Turning the equipments
In the new study, the scientists used their probe to identify populations of nerve cells that forecast to the striatum, a region that is associated with preparing motion and reacting to reward. In rats, they were able to figure out which neural populations send input to the striatum during or instantly following a fulfilling stimulus– in this case, deep brain stimulation of the lateral hypothalamus, a brain center that is involved in hunger and motivation, to name a few functions.
One question that scientists have actually had about deep brain stimulation of the lateral hypothalamus is how wide-ranging the impacts are. In this research study, the MIT group revealed that several neural populations, located in areas including the motor cortex and the entorhinal cortex, which is involved in memory, send out input into the striatum following deep brain stimulation.
” Its not simply input from the website of the deep brain stimulation or from the cells that carry dopamine. There are these other components, both distally and in your area, that shape the response, and we can put our finger on them due to the fact that of using this probe,” Jasanoff states.
During these experiments, neurons also generate regular fMRI signals, so in order to identify the signals that are coming specifically from the genetically altered neurons, the researchers perform each experiment twice: when with the probe on, and as soon as following treatment with a drug that inhibits the probe.

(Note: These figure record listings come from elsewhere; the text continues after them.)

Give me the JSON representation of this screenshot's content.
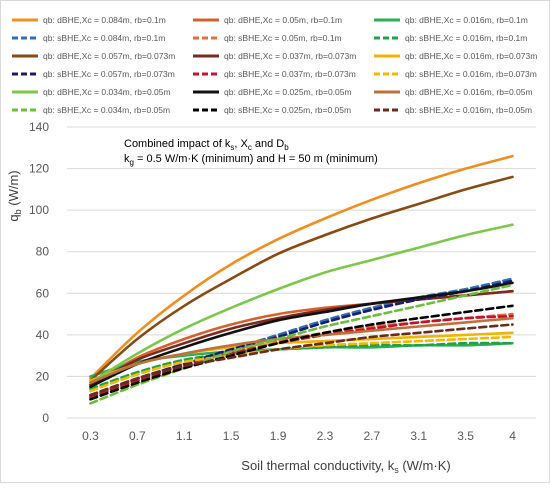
{
  "chart_data": {
    "type": "line",
    "title": "",
    "xlabel": "Soil thermal conductivity, k",
    "xlabel_sub": "s",
    "xlabel_unit": " (W/m·K)",
    "ylabel": "q",
    "ylabel_sub": "b",
    "ylabel_unit": " (W/m)",
    "categories": [
      "0.3",
      "0.7",
      "1.1",
      "1.5",
      "1.9",
      "2.3",
      "2.7",
      "3.1",
      "3.5",
      "4"
    ],
    "ylim": [
      0,
      140
    ],
    "yticks": [
      "0",
      "20",
      "40",
      "60",
      "80",
      "100",
      "120",
      "140"
    ],
    "grid": true,
    "legend_position": "top",
    "annotation": {
      "line1": "Combined impact of k",
      "line1_sub": "s",
      "line1_b": ", X",
      "line1_b_sub": "c",
      "line1_c": " and D",
      "line1_c_sub": "b",
      "line2": "k",
      "line2_sub": "g",
      "line2_b": " = 0.5 W/m·K (minimum) and H = 50 m (minimum)"
    },
    "series": [
      {
        "name": "qb: dBHE,Xc = 0.084m, rb=0.1m",
        "color": "#F28E1D",
        "dash": false,
        "values": [
          19,
          41,
          59,
          74,
          86,
          96,
          105,
          113,
          120,
          126
        ]
      },
      {
        "name": "qb: dBHE,Xc = 0.05m, rb=0.1m",
        "color": "#D8602D",
        "dash": false,
        "values": [
          16,
          29,
          38,
          45,
          50,
          53,
          55,
          57,
          59,
          61
        ]
      },
      {
        "name": "qb: dBHE,Xc = 0.016m, rb=0.1m",
        "color": "#2EAE56",
        "dash": false,
        "values": [
          20,
          27,
          30,
          32,
          33,
          34,
          34,
          35,
          35,
          36
        ]
      },
      {
        "name": "qb: sBHE,Xc = 0.084m, rb=0.1m",
        "color": "#2F6FB8",
        "dash": true,
        "values": [
          11,
          19,
          26,
          33,
          40,
          47,
          53,
          58,
          62,
          67
        ]
      },
      {
        "name": "qb: sBHE,Xc = 0.05m, rb=0.1m",
        "color": "#E07040",
        "dash": true,
        "values": [
          10,
          19,
          26,
          32,
          37,
          41,
          44,
          46,
          48,
          50
        ]
      },
      {
        "name": "qb: sBHE,Xc = 0.016m, rb=0.1m",
        "color": "#1FA04A",
        "dash": true,
        "values": [
          14,
          22,
          28,
          31,
          33,
          34,
          35,
          35,
          36,
          36
        ]
      },
      {
        "name": "qb: dBHE,Xc = 0.057m, rb=0.073m",
        "color": "#8A4A12",
        "dash": false,
        "values": [
          18,
          38,
          54,
          67,
          79,
          88,
          96,
          103,
          110,
          116
        ]
      },
      {
        "name": "qb: dBHE,Xc = 0.037m, rb=0.073m",
        "color": "#7A2A1E",
        "dash": false,
        "values": [
          16,
          28,
          36,
          43,
          48,
          52,
          55,
          57,
          59,
          61
        ]
      },
      {
        "name": "qb: dBHE,Xc = 0.016m, rb=0.073m",
        "color": "#F2B400",
        "dash": false,
        "values": [
          18,
          26,
          31,
          34,
          36,
          37,
          38,
          39,
          40,
          41
        ]
      },
      {
        "name": "qb: sBHE,Xc = 0.057m, rb=0.073m",
        "color": "#1C1C6E",
        "dash": true,
        "values": [
          11,
          19,
          26,
          33,
          39,
          46,
          52,
          57,
          61,
          66
        ]
      },
      {
        "name": "qb: sBHE,Xc = 0.037m, rb=0.073m",
        "color": "#C8102E",
        "dash": true,
        "values": [
          10,
          18,
          25,
          31,
          36,
          40,
          43,
          46,
          48,
          49
        ]
      },
      {
        "name": "qb: sBHE,Xc = 0.016m, rb=0.073m",
        "color": "#F6B800",
        "dash": true,
        "values": [
          13,
          21,
          27,
          30,
          33,
          35,
          36,
          37,
          38,
          39
        ]
      },
      {
        "name": "qb: dBHE,Xc = 0.034m, rb=0.05m",
        "color": "#7CC84A",
        "dash": false,
        "values": [
          17,
          31,
          43,
          53,
          62,
          70,
          76,
          82,
          88,
          93
        ]
      },
      {
        "name": "qb: dBHE,Xc = 0.025m, rb=0.05m",
        "color": "#111111",
        "dash": false,
        "values": [
          15,
          26,
          34,
          41,
          47,
          51,
          55,
          58,
          61,
          65
        ]
      },
      {
        "name": "qb: dBHE,Xc = 0.016m, rb=0.05m",
        "color": "#C0703C",
        "dash": false,
        "values": [
          17,
          26,
          31,
          35,
          38,
          40,
          42,
          44,
          46,
          48
        ]
      },
      {
        "name": "qb: sBHE,Xc = 0.034m, rb=0.05m",
        "color": "#6CBF3C",
        "dash": true,
        "values": [
          7,
          16,
          24,
          32,
          38,
          44,
          49,
          54,
          59,
          64
        ]
      },
      {
        "name": "qb: sBHE,Xc = 0.025m, rb=0.05m",
        "color": "#000000",
        "dash": true,
        "values": [
          9,
          17,
          24,
          30,
          36,
          41,
          45,
          48,
          51,
          54
        ]
      },
      {
        "name": "qb: sBHE,Xc = 0.016m, rb=0.05m",
        "color": "#6B2A1E",
        "dash": true,
        "values": [
          11,
          19,
          25,
          29,
          33,
          36,
          39,
          41,
          43,
          45
        ]
      }
    ]
  }
}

By determining the difference in fMRI activity in between these two conditions, they can identify how much activity is present in probe-containing cells specifically.
The scientists now hope to use this technique, which they call hemogenetics, to study other networks in the brain, beginning with an effort to recognize a few of the areas that get input from the striatum following deep brain stimulation.

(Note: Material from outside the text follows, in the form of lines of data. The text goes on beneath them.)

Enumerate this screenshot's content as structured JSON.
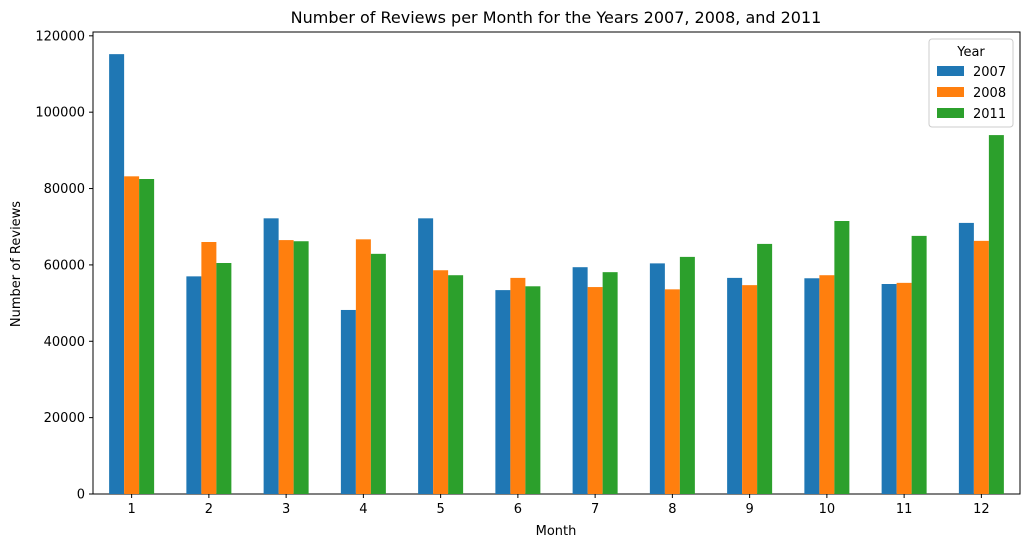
{
  "chart_data": {
    "type": "bar",
    "title": "Number of Reviews per Month for the Years 2007, 2008, and 2011",
    "xlabel": "Month",
    "ylabel": "Number of Reviews",
    "categories": [
      "1",
      "2",
      "3",
      "4",
      "5",
      "6",
      "7",
      "8",
      "9",
      "10",
      "11",
      "12"
    ],
    "ylim": [
      0,
      121000
    ],
    "yticks": [
      0,
      20000,
      40000,
      60000,
      80000,
      100000,
      120000
    ],
    "grid": false,
    "legend": {
      "title": "Year",
      "placement": "top-right"
    },
    "series": [
      {
        "name": "2007",
        "color": "#1f77b4",
        "values": [
          115200,
          57000,
          72200,
          48200,
          72200,
          53400,
          59400,
          60400,
          56600,
          56500,
          55000,
          71000
        ]
      },
      {
        "name": "2008",
        "color": "#ff7f0e",
        "values": [
          83200,
          66000,
          66500,
          66700,
          58600,
          56600,
          54200,
          53600,
          54700,
          57300,
          55300,
          66300
        ]
      },
      {
        "name": "2011",
        "color": "#2ca02c",
        "values": [
          82500,
          60500,
          66200,
          62900,
          57300,
          54400,
          58100,
          62100,
          65500,
          71500,
          67600,
          94000
        ]
      }
    ]
  }
}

” One of the important things thats interesting about the method that were introducing is that you can picture applying the same tool at many websites in the brain and piecing together a network of interlocking equipments, which include these input and output relationships,” Jasanoff says. “This can cause a broad viewpoint on how the brain works as an incorporated whole, at the level of neural populations.”

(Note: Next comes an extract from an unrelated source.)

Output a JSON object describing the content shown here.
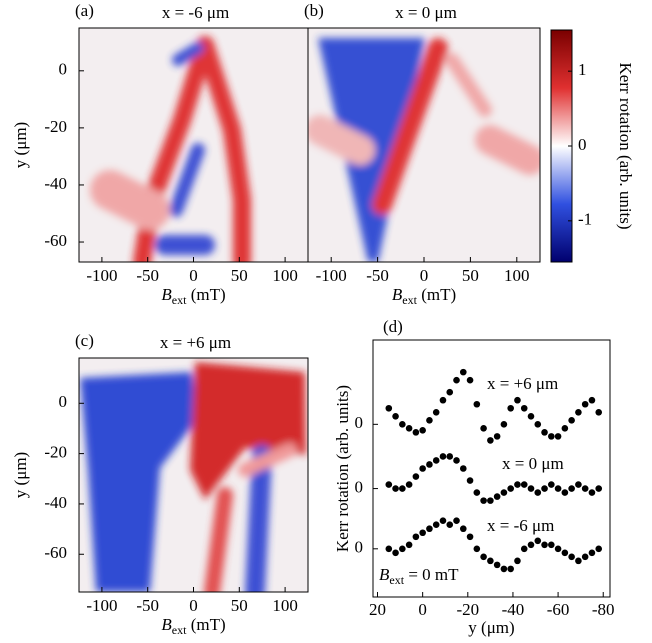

Recommendation: “Functional dissection of neural circuitry utilizing a genetic press reporter for fMRI” by Souparno Ghosh, Nan Li, Miriam Schwalm, Benjamin B. Bartelle, Tianshu Xie, Jade I. Daher, Urvashi D. Singh, Katherine Xie, Nicholas DiNapoli, Nicholas B. Evans, Kwanghun Chung and Alan Jasanoff, 3 March 2022, Nature Neuroscience.DOI: 10.1038/ s41593-022-01014-8.
The research study was moneyed by the National Institutes of Health and the MIT Simons Center for the Social Brain.

Standard fMRI imaging measures changes to blood flow in the brain, as a proxy for neural activity. When neurons get signals from other nerve cells, it sets off an increase of calcium, which causes a diffusible gas called nitric oxide to be released. The researchers developed a genetic probe, provided by viruses, that codes for a protein that sends out a signal whenever the neuron is active. This protein, which the researchers called NOSTIC (nitric oxide synthase for targeting image contrast), is an engineered form of an enzyme called nitric oxide synthase. The NOSTIC protein can identify raised calcium levels that arise throughout neural activity; it then produces nitric oxide, leading to a synthetic fMRI signal that develops just from cells that contain NOSTIC.